I’ll be posting a few more days of haiku from a wonderful reading last week. But today is prose–memoir–from a rather difficult book I’m working on. Difficult how? Well, it seems that telling secrets simply and directly might not be as easy as I’d hoped. Still, this one works for me.
At the corner of Church and Market, on the south side of the street, was a small restaurant we just called “the sushi hole.” It had a real name in Japanese, but no one used it.
Zen koans are full of mean waitresses.
The young monk asks the tea lady: Can I order some cookies and macha?
She says: Show me the self that is hungry and you can have cookies and tea.
He stands there like the doofus he is, mute.
At the sushi hole, there was the fierce looking chef behind the bar and the small bossy proprietress in front. There was usually a wait to get in, but a short one. They were fast. Sometimes you didn’t get what you ordered. You might want yellowfin, but they’d serve the catch of the day. Or the proprietress would decide you “needed” something in particular.
One day when I was having a late lunch and the place was quiet she said to me: “What you do?” She practically yelled. It didn’t sound like ordinary chit-chat.
Good question. I hadn’t the slightest idea. I had a small massage practice, mostly Zen students with sciatica. All I’d ever wanted was a boyfriend and now I had a serious one—a husband, actually.
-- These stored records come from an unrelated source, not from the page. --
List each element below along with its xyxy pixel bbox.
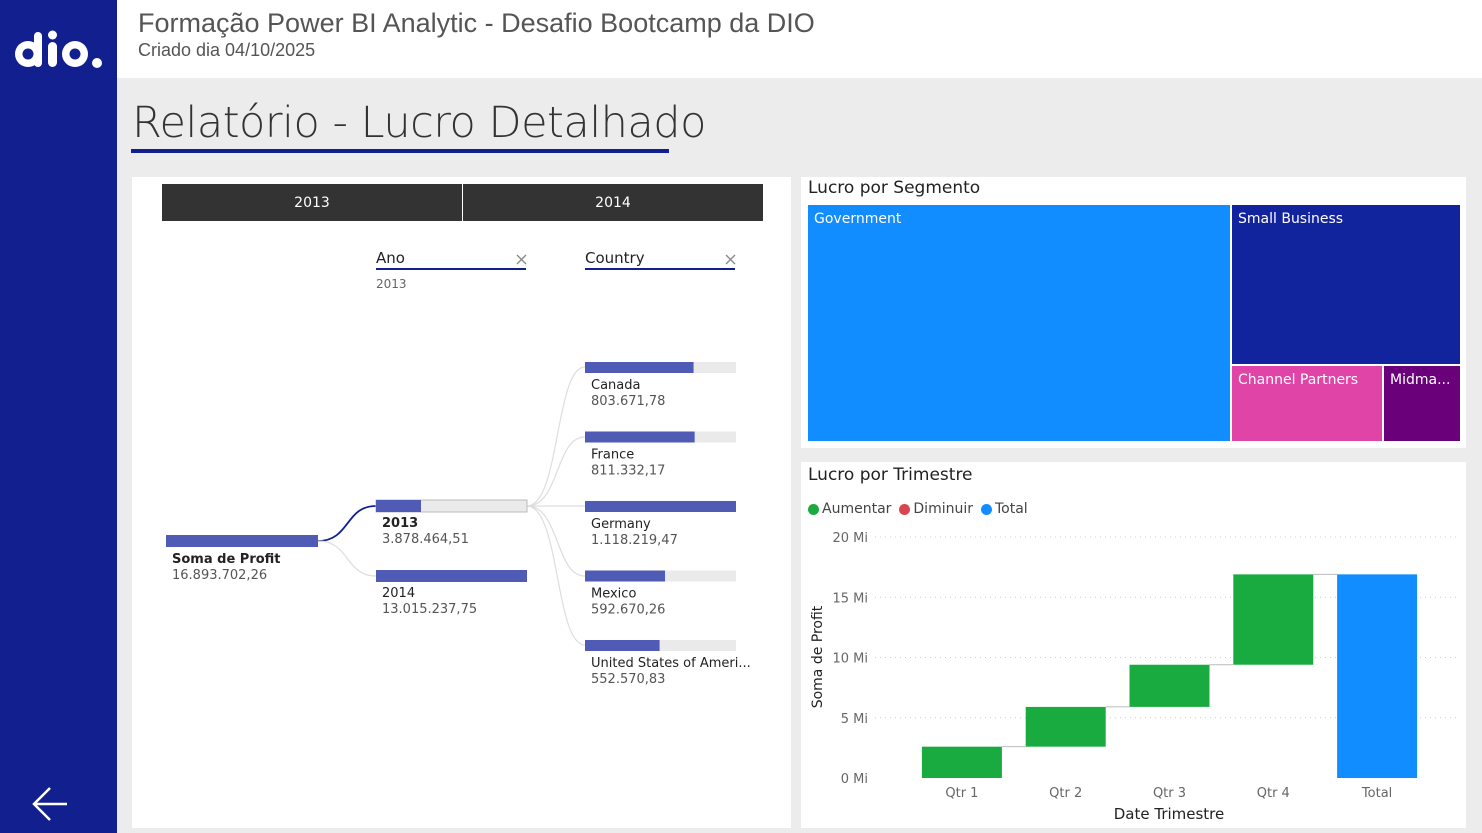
year-bar-fill [376, 500, 421, 512]
y-tick-label: 5 Mi [841, 712, 868, 727]
root-node[interactable]: Soma de Profit 16.893.702,26 [166, 535, 318, 583]
treemap-tile-small-business[interactable]: Small Business [1232, 205, 1460, 364]
x-tick-label: Qtr 4 [1257, 786, 1290, 801]
legend-item-total[interactable]: Total [981, 501, 1028, 517]
year-label: 2013 [382, 516, 418, 531]
decomposition-tree: Ano 2013 Country Soma de Profit 16.893.7… [166, 249, 751, 687]
waterfall-bar-qtr-1[interactable] [921, 746, 1002, 778]
page-title: Relatório - Lucro Detalhado [132, 98, 706, 148]
waterfall-title: Lucro por Trimestre [808, 465, 973, 485]
country-connectors [526, 366, 586, 646]
country-label: Mexico [591, 587, 636, 602]
level-header-country: Country [585, 249, 645, 267]
legend-item-aumentar[interactable]: Aumentar [808, 501, 891, 517]
y-tick-label: 10 Mi [832, 652, 868, 667]
country-bar-fill [585, 501, 736, 512]
legend-item-diminuir[interactable]: Diminuir [899, 501, 973, 517]
y-axis-label: Soma de Profit [810, 605, 826, 708]
year-value: 3.878.464,51 [382, 532, 469, 547]
level-selected-ano: 2013 [376, 277, 407, 291]
country-node[interactable]: United States of Ameri...552.570,83 [585, 640, 751, 687]
back-arrow-icon[interactable] [30, 784, 70, 824]
year-label: 2014 [382, 586, 415, 601]
waterfall-bar-total[interactable] [1337, 574, 1418, 778]
waterfall-chart: Soma de Profit Date Trimestre 0 Mi 5 Mi 10… [810, 531, 1458, 823]
x-tick-label: Qtr 1 [945, 786, 978, 801]
level-header-ano: Ano [376, 249, 405, 267]
legend-label: Aumentar [822, 501, 892, 517]
country-bar-fill [585, 640, 660, 651]
country-label: France [591, 448, 634, 463]
connector [317, 540, 377, 577]
dio-logo [15, 30, 102, 68]
country-label: Germany [591, 517, 651, 532]
treemap-title: Lucro por Segmento [808, 178, 981, 198]
report-header: Formação Power BI Analytic - Desafio Boo… [117, 0, 1482, 78]
year-value: 13.015.237,75 [382, 602, 477, 617]
slicer-2014[interactable]: 2014 [463, 184, 763, 221]
x-tick-label: Total [1361, 786, 1392, 801]
waterfall-bars: Qtr 1 Qtr 2 Qtr 3 Qtr 4 Total [921, 573, 1418, 801]
treemap-tile-midmarket[interactable]: Midma... [1384, 366, 1460, 441]
close-icon[interactable] [516, 254, 527, 265]
country-bar-fill [585, 431, 695, 443]
legend-dot [899, 503, 911, 515]
legend-label: Diminuir [913, 501, 973, 517]
waterfall-bar-qtr-4[interactable] [1233, 574, 1314, 665]
connector-selected [317, 505, 377, 542]
y-tick-label: 15 Mi [832, 591, 868, 606]
country-bar-fill [585, 570, 666, 582]
x-tick-label: Qtr 2 [1049, 786, 1082, 801]
country-value: 592.670,26 [591, 603, 665, 618]
country-value: 803.671,78 [591, 394, 665, 409]
country-label: Canada [591, 378, 640, 393]
legend-dot [808, 503, 819, 515]
root-value: 16.893.702,26 [172, 568, 267, 583]
country-value: 811.332,17 [591, 464, 665, 479]
sidebar [0, 0, 117, 833]
close-icon[interactable] [725, 254, 736, 265]
app-title: Formação Power BI Analytic - Desafio Boo… [138, 8, 815, 38]
country-bar-fill [585, 362, 694, 373]
country-value: 552.570,83 [591, 672, 665, 687]
title-underline [131, 149, 669, 153]
treemap-tile-government[interactable]: Government [808, 205, 1230, 441]
country-bar-track [585, 640, 736, 651]
year-bar-fill [376, 570, 527, 582]
waterfall-legend: Aumentar Diminuir Total [808, 501, 1028, 517]
app-subtitle: Criado dia 04/10/2025 [138, 40, 316, 60]
slicer-2013[interactable]: 2013 [162, 184, 462, 221]
y-tick-label: 0 Mi [841, 772, 868, 787]
legend-dot [981, 503, 992, 515]
root-label: Soma de Profit [172, 552, 281, 567]
x-axis-label: Date Trimestre [1114, 805, 1225, 823]
country-label: United States of Ameri... [591, 656, 751, 671]
waterfall-bar-qtr-2[interactable] [1025, 706, 1106, 747]
treemap-tile-channel-partners[interactable]: Channel Partners [1232, 366, 1382, 441]
legend-label: Total [995, 501, 1028, 517]
waterfall-bar-qtr-3[interactable] [1129, 664, 1210, 707]
x-tick-label: Qtr 3 [1153, 786, 1186, 801]
y-tick-label: 20 Mi [832, 531, 868, 546]
root-bar [166, 535, 318, 547]
country-value: 1.118.219,47 [591, 533, 678, 548]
I wanted to be a poet and I certainly was trying—writing, reading, avoiding a suburban life.
“You!” Now she was yelling. “Concentrate!” At the time I thought she was noticing how much I was trying to focus. But as time passed, it see med more and more like advice.
Thirty-five years later I was sitting on the floor in the great Narita train station outside Tokyo. I was sobbing. I had just arrived in Japan and was jet-lagged. I was starving and had to pee but had been told “stay with the luggage” by my daughter and son-in-law, who were my guides on this trip. I was beyond culture-shocked.
My daughter Isabel found me, and in one look ascertained the situation. “I’m going to get you some little sandwiches,” she said in a coaxing voice. “I have yen from my last trip so I’ll do that right now, before I change my money. Nice little sandwiches, you’ll like them. With no crust. They come in packages of three. Do you want egg salad? It comes with cheese and pimento ones.”
I had taken the self who was hungry half way around the world. Maybe I still couldn’t show it, but the person I had fed as a baby could see it.
“Yes,” I said.
The sandwiches of course were delicious.